Tampa Bay Lightning Resign Alex Killorn Avoiding Arbitration




The Tampa Bay Lightning signed Alex Killorn to a seven-year contract on Sunday, avoiding an arbitration hearing set for Wednesday July 20. 

Lightning general manager, Steve Yzerman told the Tampa Bay Times, “We are very comfortable doing a long-term deal at the right cap number with Alex. He has been with us his entire career. He is a high-character young man, tremendously fit and a part of the core of our team. We are trying to keep the core together as much as we can.”

Killorn, 26, put up 14 goals and 26 assists in 81 games for the Bolts this past season. In 17 Stanley Cup Playoff games, he added five goals and eight assists. During the team’s run to the Stanley Cup Final, in 2014-2015, he finished third on the team with nine goals and 18 points, before falling to the Chicago Blackhawks in six games.

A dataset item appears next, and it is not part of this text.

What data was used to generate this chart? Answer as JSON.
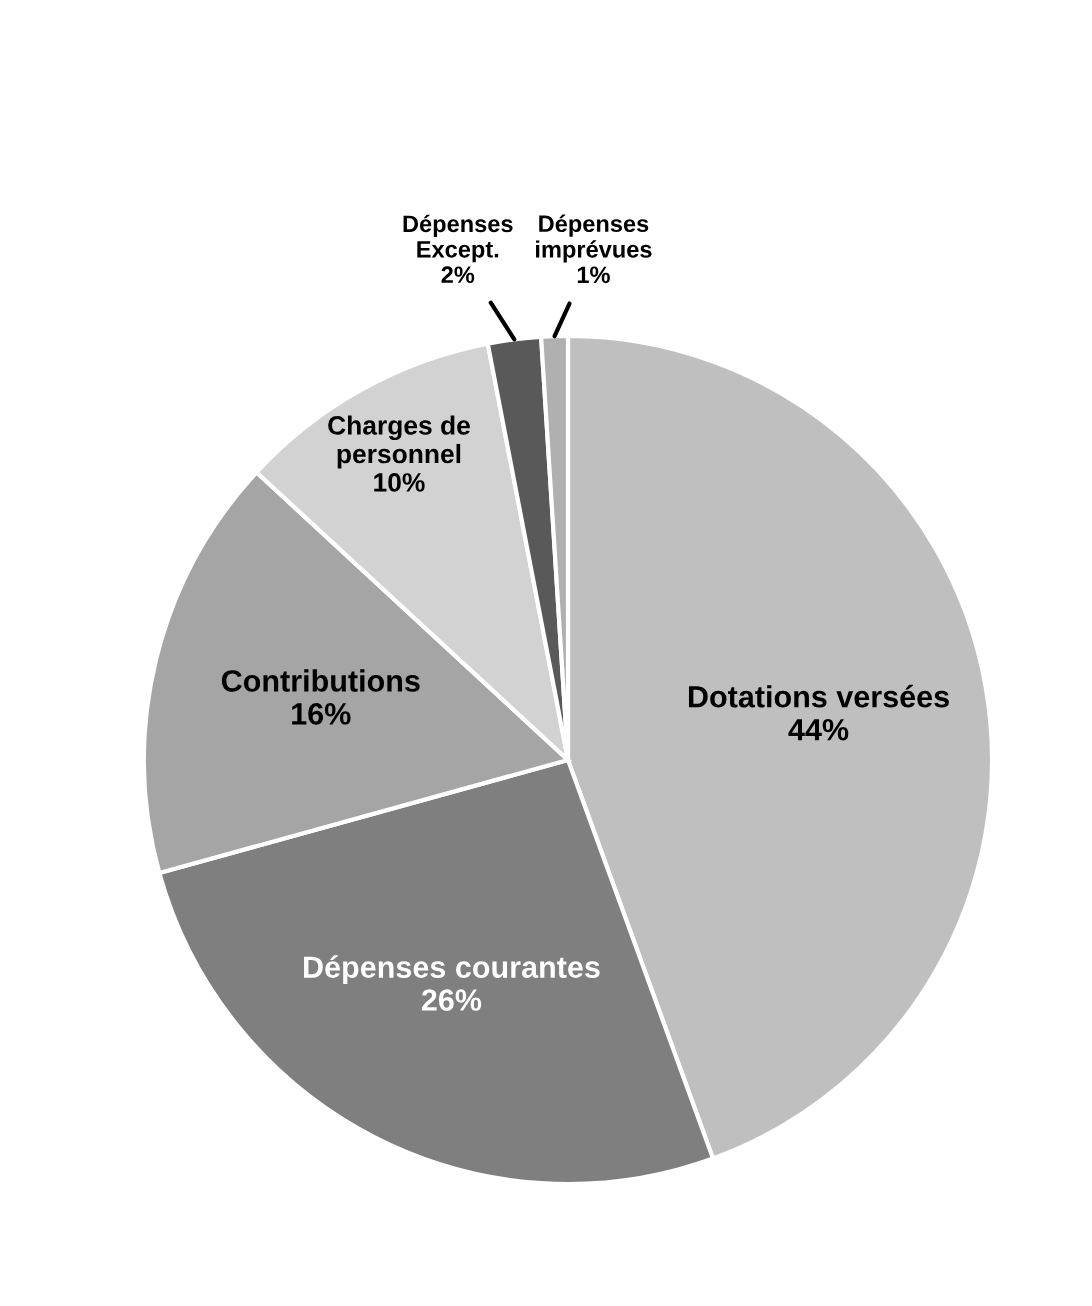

Yzerman added, “He is a very reliable, very useful in all situations player. He can play right wing, can play left wing, can play in all spots. He has played very well in the playoffs for us. One thing that was important to Alex is that he wants to play in Tampa and he would like a long-term deal. And we were able to work it out.”
 
The Lightning selected Killorn in the third round, 77th overall, of the 2007 National Hockey League Entry Draft. In 272 regular season games with the Bolts, he has scored 53 goals and 85 assists, while adding 15 more goals and 18 more assists in 47 playoff games. 

The Lightning have three restricted free agents left to get under contracts for the upcoming season, forwards, Nikita Kucherov and Vladislav Namestnikov as well as defenseman, Nikita Nesterov. 

Namestnikov is scheduled to have an arbitration hearing on July 29. Yzerman said, “We will certainly try to get something done before the hearing. But if we have to go, we have to go.”

The Lightning also recently resigned forward Cory Conacher to a one-year, one-way 575,000-dollar contract last Wednesday as well. The Killorn deal is worth almost 4.45 million-dollars per season.